Ähnlich verfahren ist die Situation beim Antrieb der Elektroautos. Strom soll der Klima- und Energiestrategie zufolge bis 2030 zu 100 Prozent aus erneuerbaren Energiequellen kommen (aktuell sind es 74 Prozent). Will man saubere Energie gewinnen, ist Wasser vor allem in Österreich eine willkommene Quelle - errichtet man neue Wasserkraftwerke, werden dadurch jedoch Flüsse und Ökosysteme zerstört. Umweltschützer schreien auf und intervenieren, weil sie befürchten, dass nun Wirtschafts- und Industrielobbys zusätzlich Stimmung für ein Herabsetzen des Gewässerschutzes im Rahmen der EU-Wasserrahmenrichtlinie machen könnten. Mehr CO2-produzierende Industrie unter geringeren Umweltauflagen wäre die Folge -und das, obwohl es dabei ursprünglich um den Klimaschutz ging.

Kohle im Interesse der USA

Die Interessen der Wirtschaft sind Umweltschützern auch beim "Umweltpaket" ein Dorn im Auge. Dieses wurde im Juni im Ministerrat mit dem offiziellen Ziel auf den Weg gebracht, Umweltschutzorganisationen in Verfahren zur Umweltverträglichkeitsprüfung ein Mitspracherecht zu garantieren. Dabei geht es um die Genehmigung von Großprojekten wie Schnellstraßen oder Industrieanlagen - beides Klimasünder. Ein in der Vorwoche von den Regierungsparteien ÖVP und FPÖ eingebrachter Änderungsantrag schränkt dieses Mitspracherecht allerdings wieder massiv ein: Er sieht vor, dass Vereine, die weniger als 100 Mitglieder haben, von Umweltverfahren ausgeschlossen sind - das wären etwa 40 der rund 60 behördlich anerkannten Vereine. Diese reagierten empört, von einem Frontalangriff auf den Umweltschutz war die Rede.
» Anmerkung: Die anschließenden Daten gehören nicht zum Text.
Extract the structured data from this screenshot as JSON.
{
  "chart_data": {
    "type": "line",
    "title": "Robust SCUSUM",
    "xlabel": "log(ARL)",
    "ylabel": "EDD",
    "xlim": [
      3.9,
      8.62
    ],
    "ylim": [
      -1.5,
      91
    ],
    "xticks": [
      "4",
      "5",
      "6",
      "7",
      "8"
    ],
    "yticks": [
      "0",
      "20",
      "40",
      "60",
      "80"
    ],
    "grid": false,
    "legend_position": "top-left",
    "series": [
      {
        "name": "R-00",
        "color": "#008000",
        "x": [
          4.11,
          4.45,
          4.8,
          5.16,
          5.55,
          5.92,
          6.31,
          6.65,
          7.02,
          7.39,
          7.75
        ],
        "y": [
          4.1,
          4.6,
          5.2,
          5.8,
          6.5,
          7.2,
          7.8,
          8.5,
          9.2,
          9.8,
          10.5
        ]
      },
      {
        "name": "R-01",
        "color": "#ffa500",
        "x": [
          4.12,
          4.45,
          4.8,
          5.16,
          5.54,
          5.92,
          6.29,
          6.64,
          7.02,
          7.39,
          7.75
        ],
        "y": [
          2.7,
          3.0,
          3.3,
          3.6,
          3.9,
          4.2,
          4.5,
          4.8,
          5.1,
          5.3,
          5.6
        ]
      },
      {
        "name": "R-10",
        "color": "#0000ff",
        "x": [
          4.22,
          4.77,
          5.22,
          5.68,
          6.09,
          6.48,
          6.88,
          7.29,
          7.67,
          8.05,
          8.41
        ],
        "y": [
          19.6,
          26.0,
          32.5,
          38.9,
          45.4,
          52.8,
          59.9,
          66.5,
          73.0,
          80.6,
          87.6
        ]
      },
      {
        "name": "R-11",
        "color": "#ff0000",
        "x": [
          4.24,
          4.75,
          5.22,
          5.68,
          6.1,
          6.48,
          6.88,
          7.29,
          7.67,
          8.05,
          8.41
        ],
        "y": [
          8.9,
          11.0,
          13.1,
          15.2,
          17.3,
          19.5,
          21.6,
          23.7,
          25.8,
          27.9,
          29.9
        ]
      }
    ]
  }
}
Köstinger habe sich von den Interessen der Wirtschaft leiten lassen, so der Vorwurf.

Bleibt noch das Schicksal des Tropfens auf dem heißen Stein. Österreich mit einer Fläche von rund 84.000 Quadratkilometern ist nicht mehr als ein Pünktchen in Anbetracht der Welt. Einige Großstaaten wie China sind zwar extrem ambitioniert - Benzin- und Dieselautos sollen hier ab 2030 verboten werden -, genau gegenteilig agieren im Moment aber die USA. Diese haben Mitte 2017 angekündigt, im Jahr 2020 aus dem Klimaschutzabkommen von Paris auszusteigen. Der Grund dafür: Es habe die US-Unternehmen im Wettbewerb mit anderen Ländern, darunter China, schlechtergestellt. Er wolle die Interessen des amerikanischen Volkes beschützen, sagte US-Präsident Donald Trump. Diese lägen auch im Kohleabbau. Das Verbrennen von Kohle ist für rund die Hälfte der jährlichen CO2-Emissionen verantwortlich.